Navigating the Surge of Open Source Large Language Models (LLMs) isn't always easy!
With the wave of generative AI, the appearance of new LLMs like GPT-4, Llama, or Claude has become a daily headline. Yet, the question stands – how do we gauge their effectiveness for the everyday user?
Traditional benchmarks may not align with the practical needs of those less versed in AI or tech – like crafting a simple email or a catchy social media update.
So, I took matters into my own hands. I challenged a range of open-source LLMs with a set of 25 questions reflecting everyday tasks.
The academic benchmarks often fall short for generative models where a variety of answers could all be considered “correct.” Hence, my approach is more pragmatic and tailored for the average person curious about the utility of LLMs for basic business or personal tasks.
Each LLM faced the same practical inquiries – from history facts to composing tweets. The goal? To discern which LLM handles everyday tasks best.
The findings will be shared as-is, typos included, to maintain authenticity. Perfect? Far from it. Insightful? That’s the aim.

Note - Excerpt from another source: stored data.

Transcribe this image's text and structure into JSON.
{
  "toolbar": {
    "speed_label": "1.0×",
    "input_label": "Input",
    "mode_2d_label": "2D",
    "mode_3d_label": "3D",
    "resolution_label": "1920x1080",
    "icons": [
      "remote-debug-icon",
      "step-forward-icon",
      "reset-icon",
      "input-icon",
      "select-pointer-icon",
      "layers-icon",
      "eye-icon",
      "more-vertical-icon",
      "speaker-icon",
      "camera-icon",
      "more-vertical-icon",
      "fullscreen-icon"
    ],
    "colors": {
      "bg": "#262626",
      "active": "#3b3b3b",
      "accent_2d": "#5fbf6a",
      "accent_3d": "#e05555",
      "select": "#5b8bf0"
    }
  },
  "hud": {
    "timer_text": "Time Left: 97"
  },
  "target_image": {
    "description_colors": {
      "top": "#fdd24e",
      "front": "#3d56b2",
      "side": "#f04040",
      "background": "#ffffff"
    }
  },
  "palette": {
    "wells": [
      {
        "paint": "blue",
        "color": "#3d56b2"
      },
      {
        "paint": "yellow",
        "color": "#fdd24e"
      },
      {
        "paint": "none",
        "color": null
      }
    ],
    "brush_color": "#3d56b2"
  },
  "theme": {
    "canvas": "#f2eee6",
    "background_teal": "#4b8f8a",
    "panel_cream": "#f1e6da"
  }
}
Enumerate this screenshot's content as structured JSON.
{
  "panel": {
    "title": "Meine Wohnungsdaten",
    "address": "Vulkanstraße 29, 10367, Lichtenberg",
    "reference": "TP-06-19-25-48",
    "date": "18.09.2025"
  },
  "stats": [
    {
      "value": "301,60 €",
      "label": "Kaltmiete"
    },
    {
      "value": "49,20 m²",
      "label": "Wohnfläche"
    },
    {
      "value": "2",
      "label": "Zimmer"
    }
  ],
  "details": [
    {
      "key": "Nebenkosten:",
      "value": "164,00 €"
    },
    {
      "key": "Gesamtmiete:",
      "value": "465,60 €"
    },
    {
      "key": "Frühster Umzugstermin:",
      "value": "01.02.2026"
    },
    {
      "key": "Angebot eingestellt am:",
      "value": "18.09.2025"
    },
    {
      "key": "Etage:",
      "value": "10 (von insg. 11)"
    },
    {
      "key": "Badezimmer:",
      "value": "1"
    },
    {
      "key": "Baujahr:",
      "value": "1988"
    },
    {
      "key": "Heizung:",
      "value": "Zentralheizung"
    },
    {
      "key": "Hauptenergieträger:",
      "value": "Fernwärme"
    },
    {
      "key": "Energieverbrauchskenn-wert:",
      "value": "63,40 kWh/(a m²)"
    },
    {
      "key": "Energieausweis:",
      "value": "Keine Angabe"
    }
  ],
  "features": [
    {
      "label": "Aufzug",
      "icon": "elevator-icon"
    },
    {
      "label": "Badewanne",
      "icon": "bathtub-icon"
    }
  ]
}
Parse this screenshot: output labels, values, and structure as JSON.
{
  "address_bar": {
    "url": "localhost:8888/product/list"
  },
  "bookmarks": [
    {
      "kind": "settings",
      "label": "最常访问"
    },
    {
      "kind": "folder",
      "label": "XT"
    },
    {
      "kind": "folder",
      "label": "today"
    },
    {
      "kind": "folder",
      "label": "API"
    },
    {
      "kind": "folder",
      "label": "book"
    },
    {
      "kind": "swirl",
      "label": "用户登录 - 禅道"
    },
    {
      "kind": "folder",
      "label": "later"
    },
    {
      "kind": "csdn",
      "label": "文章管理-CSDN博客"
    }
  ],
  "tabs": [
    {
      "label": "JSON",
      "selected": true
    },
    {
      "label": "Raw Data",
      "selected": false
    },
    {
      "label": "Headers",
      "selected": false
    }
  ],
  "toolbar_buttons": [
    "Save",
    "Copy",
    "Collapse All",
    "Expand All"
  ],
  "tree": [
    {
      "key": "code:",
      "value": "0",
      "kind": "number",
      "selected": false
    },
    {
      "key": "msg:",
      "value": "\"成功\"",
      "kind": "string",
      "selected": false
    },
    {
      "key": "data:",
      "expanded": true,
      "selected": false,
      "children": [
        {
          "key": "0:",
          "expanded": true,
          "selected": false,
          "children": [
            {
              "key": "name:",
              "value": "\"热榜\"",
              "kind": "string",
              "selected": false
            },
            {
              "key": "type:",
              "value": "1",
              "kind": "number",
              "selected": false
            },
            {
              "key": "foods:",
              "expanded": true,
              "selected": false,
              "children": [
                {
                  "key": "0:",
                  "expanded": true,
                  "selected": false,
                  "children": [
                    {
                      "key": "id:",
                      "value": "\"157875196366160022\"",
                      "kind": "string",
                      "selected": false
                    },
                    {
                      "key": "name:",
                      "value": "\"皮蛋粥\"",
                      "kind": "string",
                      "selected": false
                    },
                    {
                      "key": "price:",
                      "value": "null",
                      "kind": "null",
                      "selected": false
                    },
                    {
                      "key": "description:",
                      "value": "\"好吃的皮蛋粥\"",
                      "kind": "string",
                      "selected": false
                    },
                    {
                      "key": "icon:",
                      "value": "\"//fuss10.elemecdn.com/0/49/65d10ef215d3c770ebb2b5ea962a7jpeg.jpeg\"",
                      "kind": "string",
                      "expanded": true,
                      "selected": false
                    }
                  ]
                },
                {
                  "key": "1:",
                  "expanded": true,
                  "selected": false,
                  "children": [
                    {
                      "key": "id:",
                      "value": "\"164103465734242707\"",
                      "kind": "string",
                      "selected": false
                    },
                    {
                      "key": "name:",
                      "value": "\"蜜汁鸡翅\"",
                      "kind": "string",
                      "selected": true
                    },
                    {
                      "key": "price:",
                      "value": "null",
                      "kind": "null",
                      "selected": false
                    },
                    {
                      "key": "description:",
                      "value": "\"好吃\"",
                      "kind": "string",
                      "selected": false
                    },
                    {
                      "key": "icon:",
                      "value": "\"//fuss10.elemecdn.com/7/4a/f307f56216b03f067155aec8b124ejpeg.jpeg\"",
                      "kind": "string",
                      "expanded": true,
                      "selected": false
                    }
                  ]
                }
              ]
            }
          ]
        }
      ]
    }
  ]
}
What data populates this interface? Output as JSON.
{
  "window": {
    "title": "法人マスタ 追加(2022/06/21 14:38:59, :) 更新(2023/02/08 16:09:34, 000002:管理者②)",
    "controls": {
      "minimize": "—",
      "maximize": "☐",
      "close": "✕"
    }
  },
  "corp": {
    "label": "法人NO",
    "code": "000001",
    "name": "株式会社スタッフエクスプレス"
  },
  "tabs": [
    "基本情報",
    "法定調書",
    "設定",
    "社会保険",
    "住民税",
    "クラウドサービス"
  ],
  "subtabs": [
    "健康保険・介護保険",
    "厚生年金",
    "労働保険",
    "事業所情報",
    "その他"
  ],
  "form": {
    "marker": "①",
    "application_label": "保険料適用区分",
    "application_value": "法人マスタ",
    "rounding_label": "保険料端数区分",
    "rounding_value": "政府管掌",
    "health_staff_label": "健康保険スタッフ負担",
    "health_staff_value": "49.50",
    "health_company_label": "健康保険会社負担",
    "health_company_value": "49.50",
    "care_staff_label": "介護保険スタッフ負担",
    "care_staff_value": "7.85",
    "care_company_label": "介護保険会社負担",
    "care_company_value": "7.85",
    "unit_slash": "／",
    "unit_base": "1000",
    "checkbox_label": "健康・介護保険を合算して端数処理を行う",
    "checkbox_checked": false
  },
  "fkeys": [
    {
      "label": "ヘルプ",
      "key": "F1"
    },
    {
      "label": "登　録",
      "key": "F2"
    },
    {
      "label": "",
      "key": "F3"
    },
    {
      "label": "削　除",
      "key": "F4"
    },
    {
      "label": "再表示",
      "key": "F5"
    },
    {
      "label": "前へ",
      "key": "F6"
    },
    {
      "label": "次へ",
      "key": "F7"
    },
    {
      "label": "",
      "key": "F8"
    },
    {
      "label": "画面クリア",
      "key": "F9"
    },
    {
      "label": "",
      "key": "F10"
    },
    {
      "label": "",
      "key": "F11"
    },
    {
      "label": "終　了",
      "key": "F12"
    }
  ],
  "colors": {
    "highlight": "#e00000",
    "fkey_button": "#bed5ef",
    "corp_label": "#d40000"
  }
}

This isn’t for the AI gurus seeking technical validation but for the everyday user who wants a glimpse into the practical potential of AI tools.
Accuracy
Speed
Logic
Creativity
The LLM Leaderboard
Parameters | Accuracy | Speed | Creativity | Logical Interpetation | Total Score | |
---|---|---|---|---|---|---|
Llama 2 Chat AYB | 13B | 3 | 16 | 43 | 1 | 63 |
SynthIA v2.0 | 7B | 3 | 13 | 40 | 3 | 59 |
SynthIA v3.0 | 7B | 2 | 18 | 35.5 | 3 | 58.5 |
Athena v2 | 13B | 3 | 12 | 39.5 | 3 | 57.5 |
Casual LM | 7B | 3.5 | 11 | 37.5 | 4 | 56 |
Wizard Vicuna Uncensored | 7B | 2.5 | 14 | 36 | 3 | 55.5 |
MLewdBoros LRSGPT 2Char | 13B | 1 | 17 | 35 | 2 | 55 |
Airoboros 3.1.2 | 34B | 5 | 4 | 42 | 3 | 54 |
Athena v4 | 13B | 2.5 | 10 | 37.5 | 1 | 51 |
Minstral OmniMix | 11B | 3.5 | 6 | 38.5 | 3 | 51 |
U-Amethyst | 20B | 2 | 8 | 39 | 1 | 50 |
Thespis v0.4 | 13B | 2.5 | 15 | 29 | 3 | 49.5 |
Zephyr Beta | 7B | 3.5 | 7 | 33 | 3 | 46.5 |
OpenBuddy Llama2 v13.2 | 70B | 4 | 2 | 32 | 3 | 41 |
Wizard Vicuna Uncensored | 13B | 2.5 | 9 | 28 | 1 | 40.5 |
Wizard Vicuna Uncensored | 30B | 4 | 5 | 26 | 1 | 36 |
Stellar Bright | 70B | 3.5 | 1 | 20.5 | 3 | 28 |
WizardLM 1.0 Uncensored CodeLlama | 34B | 2.5 | 3 | 15.5 | 2 | 23 |
As you sift through the data and interpret the scores, it’s essential to keep in mind that the metrics reflect more than mere numbers — they embody the proficiency and potential of these Large Language Models (LLMs) to serve our informational and communicative needs.
The higher the score, the more adept the LLM is in its specific domain, be it the swiftness of delivering content with a speed rating of 4, marking superior performance over a lower score of 2, or the reliability of the information with an accuracy rating of 4 indicating a more trustworthy source compared to a 2.
But numbers only tell part of the story. Behind each score is a spectrum of use cases and user interactions that truly define the value of these LLMs. As you consider these scores, reflect on how they align with your personal or professional requirements for speed, accuracy, and the often nuanced needs of human-machine communication.
May this exploration serve as a guidepost in your journey toward integrating AI into your daily digital life. Whether you seek an LLM for quick assistance or for comprehensive, accurate information retrieval, let these scores inform your choice but not dictate it entirely. After all, the most suitable LLM is the one that fits seamlessly into your workflow, enhancing your efficiency without compromising on quality.